I like white t-shirts and boys who can work their knives

Make quick clean severs in a way I think they would be quick and clean drawing a line across my palate with their own tongue, tasting every part of me

And if I were the smoke that rose from the burners I’d curl myself around his fingers, the scent of raw salt and olive oil, I’d stick to him the way the perpetual sweat does on the lines of his forehead when he concentrates.

I think my ideal date would be cliché with him, because he is food and all heat of the kitchen.

I think he would come to my apartment and we would walk a crossed the street to Holiday Market. It would be awkward, we’d smile for a brevity of seconds then look at the tile flooring or distract ourselves with produce, poking at fresh vegetables, wandering through the isles. I’d steal glances of him, unused to the street clothes, the dirty wash jeans and glasses, used to the checkered pants and black bandana. He’d ask me what I want for dinner and I, like a girl, would tell him that I’m indifferent and that I don’t care, that it is up to him, that he should surprise me. Finally I’d make a deal with picking the wine and beer. Jolly Pumpkin Bam Noir and a red blend, or maybe a cab for me. Somehow I think he’d be surprised that I drink red wine, that I seem more like a Riesling girl. I’d tell him that I used to be but am broadening my horizons...that I love a wine I can chew on. He’d smile at that and I hope he’d be thinking that the red I chose would make my cheeks that color later on.
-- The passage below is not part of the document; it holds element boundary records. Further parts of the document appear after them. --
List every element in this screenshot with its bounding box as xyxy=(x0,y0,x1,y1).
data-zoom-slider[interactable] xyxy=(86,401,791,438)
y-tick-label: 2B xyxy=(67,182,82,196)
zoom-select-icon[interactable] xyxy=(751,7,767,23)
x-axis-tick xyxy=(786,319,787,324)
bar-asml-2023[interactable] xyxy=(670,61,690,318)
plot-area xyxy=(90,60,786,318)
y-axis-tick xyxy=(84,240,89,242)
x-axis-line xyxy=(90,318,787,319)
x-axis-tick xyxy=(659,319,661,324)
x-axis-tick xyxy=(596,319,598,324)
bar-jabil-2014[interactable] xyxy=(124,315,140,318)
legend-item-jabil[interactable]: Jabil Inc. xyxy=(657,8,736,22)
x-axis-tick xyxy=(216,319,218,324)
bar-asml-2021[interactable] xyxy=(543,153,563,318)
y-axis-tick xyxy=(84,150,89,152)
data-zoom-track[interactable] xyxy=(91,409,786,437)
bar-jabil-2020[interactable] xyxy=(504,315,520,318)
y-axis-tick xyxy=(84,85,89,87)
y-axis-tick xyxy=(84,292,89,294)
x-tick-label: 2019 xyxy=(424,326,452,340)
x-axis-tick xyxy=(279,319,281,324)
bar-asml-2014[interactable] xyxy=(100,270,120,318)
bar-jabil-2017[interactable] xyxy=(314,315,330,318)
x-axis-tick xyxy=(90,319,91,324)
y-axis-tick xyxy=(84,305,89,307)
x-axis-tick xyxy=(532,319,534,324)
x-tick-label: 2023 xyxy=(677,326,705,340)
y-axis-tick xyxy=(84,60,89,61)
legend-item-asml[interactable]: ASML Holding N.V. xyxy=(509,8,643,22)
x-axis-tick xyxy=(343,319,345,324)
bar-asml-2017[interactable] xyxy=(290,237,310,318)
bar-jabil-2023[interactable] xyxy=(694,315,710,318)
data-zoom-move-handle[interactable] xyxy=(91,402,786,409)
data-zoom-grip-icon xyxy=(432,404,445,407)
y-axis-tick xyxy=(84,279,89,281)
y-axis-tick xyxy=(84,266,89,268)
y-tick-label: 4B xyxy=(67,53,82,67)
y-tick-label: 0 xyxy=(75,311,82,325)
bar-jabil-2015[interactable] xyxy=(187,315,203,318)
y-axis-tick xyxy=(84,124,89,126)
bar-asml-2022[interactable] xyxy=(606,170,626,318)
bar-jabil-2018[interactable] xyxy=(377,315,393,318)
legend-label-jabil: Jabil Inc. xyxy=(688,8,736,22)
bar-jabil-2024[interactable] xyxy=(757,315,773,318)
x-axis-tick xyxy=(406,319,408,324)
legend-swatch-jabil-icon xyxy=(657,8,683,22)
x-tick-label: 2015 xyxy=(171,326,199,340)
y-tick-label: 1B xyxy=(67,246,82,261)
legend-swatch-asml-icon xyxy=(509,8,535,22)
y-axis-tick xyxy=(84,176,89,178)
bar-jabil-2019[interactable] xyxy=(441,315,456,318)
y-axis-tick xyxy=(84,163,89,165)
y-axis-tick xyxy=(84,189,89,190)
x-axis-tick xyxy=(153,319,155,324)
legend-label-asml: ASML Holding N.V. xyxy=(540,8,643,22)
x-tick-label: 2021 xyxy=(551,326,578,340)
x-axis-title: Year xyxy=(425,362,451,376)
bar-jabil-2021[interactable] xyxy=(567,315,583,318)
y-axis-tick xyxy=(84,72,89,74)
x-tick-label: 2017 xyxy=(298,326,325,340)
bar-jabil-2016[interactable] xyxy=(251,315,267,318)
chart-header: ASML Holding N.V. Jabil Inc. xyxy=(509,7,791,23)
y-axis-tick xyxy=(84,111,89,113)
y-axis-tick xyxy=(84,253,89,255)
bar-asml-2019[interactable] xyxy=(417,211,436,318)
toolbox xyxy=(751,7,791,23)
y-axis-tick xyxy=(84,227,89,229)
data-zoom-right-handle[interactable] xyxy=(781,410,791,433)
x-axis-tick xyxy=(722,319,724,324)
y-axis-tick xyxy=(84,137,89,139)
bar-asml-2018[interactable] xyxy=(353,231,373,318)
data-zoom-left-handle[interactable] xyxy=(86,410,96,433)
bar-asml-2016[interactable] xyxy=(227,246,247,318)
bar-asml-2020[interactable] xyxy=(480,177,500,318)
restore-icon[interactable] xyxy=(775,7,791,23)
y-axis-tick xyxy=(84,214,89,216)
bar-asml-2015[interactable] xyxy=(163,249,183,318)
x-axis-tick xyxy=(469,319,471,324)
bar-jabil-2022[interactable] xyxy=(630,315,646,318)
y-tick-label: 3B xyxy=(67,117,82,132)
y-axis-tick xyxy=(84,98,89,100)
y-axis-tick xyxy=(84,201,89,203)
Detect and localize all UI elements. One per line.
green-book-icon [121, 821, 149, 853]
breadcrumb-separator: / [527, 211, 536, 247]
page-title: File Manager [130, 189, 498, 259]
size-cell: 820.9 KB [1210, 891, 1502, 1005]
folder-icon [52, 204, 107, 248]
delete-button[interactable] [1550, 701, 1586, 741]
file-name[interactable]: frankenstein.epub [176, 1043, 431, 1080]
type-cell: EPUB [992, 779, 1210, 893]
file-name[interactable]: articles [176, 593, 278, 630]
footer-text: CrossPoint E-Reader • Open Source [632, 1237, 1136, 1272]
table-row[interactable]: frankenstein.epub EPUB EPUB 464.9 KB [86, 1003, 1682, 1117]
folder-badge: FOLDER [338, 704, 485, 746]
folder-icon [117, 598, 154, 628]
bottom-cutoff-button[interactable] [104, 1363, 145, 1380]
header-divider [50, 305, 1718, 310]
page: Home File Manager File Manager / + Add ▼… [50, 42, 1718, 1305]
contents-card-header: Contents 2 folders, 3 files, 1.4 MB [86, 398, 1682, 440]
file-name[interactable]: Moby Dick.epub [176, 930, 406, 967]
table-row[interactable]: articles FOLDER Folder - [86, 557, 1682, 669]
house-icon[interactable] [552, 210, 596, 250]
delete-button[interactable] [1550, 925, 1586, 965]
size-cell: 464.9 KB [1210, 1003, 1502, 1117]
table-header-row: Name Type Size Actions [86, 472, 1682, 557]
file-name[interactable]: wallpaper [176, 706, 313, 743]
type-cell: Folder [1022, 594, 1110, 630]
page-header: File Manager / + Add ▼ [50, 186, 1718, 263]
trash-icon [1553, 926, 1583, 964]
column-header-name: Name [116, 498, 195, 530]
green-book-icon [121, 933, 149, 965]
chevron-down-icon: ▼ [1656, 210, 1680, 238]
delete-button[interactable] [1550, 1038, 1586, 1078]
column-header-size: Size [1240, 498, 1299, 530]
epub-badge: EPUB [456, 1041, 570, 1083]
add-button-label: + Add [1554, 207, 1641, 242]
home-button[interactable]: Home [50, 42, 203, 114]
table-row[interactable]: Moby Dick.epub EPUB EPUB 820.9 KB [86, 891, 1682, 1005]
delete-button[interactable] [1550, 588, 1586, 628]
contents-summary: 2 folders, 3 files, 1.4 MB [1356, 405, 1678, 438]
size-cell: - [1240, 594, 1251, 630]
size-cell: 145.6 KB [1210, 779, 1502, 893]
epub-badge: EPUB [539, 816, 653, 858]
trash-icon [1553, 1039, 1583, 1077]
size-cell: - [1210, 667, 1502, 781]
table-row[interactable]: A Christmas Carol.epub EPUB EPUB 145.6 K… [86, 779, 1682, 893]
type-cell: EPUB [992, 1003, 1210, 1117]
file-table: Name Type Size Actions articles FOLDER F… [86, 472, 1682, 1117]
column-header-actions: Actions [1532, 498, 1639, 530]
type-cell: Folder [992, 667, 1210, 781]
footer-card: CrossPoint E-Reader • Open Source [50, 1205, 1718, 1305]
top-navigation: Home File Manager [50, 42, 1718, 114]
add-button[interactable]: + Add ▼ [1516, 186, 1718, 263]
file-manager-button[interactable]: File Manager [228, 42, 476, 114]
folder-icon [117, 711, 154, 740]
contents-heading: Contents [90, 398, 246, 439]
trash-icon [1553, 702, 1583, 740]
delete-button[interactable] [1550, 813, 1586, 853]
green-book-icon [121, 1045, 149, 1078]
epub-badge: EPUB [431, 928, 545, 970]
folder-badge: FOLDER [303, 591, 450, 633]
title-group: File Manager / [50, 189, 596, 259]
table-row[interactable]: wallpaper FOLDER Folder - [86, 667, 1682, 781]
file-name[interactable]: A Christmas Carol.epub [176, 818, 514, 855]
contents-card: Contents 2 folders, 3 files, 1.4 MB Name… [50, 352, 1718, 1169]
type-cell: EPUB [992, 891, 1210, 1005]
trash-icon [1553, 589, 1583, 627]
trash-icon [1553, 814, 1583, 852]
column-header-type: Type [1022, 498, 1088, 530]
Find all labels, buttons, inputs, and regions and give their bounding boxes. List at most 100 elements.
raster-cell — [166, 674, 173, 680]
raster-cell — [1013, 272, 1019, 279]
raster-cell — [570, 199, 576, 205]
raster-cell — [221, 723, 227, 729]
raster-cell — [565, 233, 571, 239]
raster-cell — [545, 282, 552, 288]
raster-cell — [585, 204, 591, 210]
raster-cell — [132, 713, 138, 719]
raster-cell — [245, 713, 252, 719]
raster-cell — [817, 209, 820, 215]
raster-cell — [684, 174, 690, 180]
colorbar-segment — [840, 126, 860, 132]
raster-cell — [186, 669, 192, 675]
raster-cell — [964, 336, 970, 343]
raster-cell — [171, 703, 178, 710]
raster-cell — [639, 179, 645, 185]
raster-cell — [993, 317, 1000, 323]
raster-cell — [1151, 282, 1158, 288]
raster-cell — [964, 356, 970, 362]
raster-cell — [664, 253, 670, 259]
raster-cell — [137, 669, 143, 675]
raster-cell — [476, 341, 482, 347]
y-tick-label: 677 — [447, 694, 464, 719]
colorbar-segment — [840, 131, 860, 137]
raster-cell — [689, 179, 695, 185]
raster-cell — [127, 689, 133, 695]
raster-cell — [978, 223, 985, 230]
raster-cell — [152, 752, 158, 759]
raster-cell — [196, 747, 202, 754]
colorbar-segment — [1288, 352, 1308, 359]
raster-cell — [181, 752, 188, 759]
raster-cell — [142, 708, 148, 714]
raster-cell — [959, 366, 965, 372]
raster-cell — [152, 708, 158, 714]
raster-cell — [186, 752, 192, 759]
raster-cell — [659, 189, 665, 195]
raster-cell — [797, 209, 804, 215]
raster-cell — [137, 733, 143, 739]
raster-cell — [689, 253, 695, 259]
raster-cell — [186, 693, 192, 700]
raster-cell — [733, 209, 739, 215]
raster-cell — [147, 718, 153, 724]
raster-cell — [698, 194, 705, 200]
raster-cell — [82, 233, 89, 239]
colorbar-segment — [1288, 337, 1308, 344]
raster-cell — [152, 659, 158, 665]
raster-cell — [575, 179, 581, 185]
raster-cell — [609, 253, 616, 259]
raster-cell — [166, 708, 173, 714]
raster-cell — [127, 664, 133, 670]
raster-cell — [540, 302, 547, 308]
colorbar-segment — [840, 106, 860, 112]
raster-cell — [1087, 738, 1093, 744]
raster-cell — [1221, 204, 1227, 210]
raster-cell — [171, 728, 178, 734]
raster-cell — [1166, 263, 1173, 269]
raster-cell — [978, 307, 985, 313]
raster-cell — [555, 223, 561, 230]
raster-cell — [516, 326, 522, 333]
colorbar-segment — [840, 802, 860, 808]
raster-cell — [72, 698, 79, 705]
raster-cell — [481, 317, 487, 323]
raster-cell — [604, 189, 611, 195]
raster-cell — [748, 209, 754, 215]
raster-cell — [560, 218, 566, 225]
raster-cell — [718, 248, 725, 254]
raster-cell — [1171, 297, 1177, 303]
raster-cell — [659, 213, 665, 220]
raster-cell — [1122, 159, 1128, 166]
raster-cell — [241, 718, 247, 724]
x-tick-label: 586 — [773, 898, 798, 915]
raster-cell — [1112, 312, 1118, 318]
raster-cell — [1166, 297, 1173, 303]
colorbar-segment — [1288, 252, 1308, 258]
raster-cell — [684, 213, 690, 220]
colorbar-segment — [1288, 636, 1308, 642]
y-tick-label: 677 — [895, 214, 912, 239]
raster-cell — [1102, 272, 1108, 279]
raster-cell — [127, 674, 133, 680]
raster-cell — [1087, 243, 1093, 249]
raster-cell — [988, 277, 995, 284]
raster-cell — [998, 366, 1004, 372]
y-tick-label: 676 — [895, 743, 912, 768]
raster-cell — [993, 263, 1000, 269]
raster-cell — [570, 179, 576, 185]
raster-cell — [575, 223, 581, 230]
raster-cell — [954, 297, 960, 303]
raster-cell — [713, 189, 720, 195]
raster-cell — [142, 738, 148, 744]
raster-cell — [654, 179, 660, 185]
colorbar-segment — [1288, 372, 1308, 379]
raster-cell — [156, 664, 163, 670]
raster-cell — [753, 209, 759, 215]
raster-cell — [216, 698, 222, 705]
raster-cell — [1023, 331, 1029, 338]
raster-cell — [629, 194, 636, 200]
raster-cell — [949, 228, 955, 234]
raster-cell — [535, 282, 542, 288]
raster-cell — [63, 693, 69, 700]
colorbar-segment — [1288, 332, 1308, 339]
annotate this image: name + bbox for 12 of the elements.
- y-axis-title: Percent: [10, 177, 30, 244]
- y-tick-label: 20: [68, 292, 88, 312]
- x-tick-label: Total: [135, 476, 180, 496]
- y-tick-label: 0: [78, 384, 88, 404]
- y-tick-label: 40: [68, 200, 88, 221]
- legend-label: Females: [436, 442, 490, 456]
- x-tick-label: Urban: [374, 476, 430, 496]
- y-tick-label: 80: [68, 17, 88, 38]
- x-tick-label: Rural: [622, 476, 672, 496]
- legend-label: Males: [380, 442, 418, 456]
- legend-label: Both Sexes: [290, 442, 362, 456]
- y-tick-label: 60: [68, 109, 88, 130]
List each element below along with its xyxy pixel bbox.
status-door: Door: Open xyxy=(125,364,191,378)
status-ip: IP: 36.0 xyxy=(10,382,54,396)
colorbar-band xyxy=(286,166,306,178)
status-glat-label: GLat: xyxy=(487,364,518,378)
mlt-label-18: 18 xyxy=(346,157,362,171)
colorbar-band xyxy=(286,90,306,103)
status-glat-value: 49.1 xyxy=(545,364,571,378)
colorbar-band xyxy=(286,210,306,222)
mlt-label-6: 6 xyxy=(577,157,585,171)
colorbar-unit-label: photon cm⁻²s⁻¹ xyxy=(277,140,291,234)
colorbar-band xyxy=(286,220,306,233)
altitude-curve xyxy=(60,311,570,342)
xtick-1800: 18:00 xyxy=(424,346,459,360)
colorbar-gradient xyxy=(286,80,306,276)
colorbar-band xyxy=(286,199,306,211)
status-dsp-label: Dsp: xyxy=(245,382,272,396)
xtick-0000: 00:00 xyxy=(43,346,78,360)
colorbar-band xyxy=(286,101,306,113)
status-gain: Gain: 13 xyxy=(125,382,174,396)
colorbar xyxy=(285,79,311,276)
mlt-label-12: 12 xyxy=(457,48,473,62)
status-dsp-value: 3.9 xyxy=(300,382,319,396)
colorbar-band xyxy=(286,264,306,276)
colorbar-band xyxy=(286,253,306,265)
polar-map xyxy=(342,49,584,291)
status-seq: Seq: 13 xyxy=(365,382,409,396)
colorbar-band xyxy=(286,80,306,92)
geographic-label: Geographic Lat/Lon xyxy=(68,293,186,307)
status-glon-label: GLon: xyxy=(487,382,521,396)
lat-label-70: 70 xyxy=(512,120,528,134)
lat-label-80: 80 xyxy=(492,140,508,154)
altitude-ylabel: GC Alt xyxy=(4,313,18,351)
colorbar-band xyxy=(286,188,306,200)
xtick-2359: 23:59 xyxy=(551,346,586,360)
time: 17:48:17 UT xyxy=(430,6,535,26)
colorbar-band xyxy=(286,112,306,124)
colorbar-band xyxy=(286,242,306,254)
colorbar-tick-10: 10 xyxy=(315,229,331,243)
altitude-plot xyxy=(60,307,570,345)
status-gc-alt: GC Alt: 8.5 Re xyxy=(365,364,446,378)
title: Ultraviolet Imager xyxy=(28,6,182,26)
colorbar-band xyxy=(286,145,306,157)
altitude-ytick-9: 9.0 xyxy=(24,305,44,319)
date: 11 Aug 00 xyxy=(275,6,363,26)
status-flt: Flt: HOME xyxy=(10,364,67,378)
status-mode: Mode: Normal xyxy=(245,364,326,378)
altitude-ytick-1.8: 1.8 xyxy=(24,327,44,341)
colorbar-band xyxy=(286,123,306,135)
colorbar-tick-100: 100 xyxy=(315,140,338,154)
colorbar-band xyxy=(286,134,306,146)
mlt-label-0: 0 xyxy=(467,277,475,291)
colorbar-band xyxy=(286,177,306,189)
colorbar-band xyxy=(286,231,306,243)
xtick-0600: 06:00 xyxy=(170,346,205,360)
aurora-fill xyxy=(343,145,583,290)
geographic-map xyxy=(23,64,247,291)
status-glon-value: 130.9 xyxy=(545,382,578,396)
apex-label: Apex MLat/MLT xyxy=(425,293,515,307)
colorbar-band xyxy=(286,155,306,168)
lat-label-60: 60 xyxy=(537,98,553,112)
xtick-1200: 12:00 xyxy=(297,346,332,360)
The food, at this point, is irrelevant because whatever is created by those deft and swift hands of his will taste of fervid longing and sexual tension, maybe the way marinated mushrooms do, or even a slow roasted animal of some deep forest. I would tell him to teach me to cook. That I need lessons, this is my fantasy. The apartment would be slightly warm from the pre-heating ovens and inadequate burners, puny compared to the ones he uses at the restaurant, but he will make do. He’d switch into restaurant mode, lose sight and care of everything around him but the pan he works in his grip like I hope he will do to me later, maybe on the cement floor so my back bruises and I can secretly relish in the bluish marks from contact with the floor below me and his body above me.

I’d say his name, look at him, smile, pop a raw tomato dripping with water from being rinsed into my mouth, chew slowly, watching him the whole time, and he would forget about the pan and guide my hands over his on the handle, the heat from the steam and popping oil trapped between our pulse points. If some searing liquid escaped the pan onto my bare forearm he would guide my wrist to the sink and hold it under the ice-cold tap. I’d shiver. He’d keep looking.

1 comment:

  1. halle. wonderful wonderful writing. it's so sensual and honest and rings true with every word. I'm making sauce today, thought of you while I was pouring some cab sauv into the simmering red pot. have a good day today love.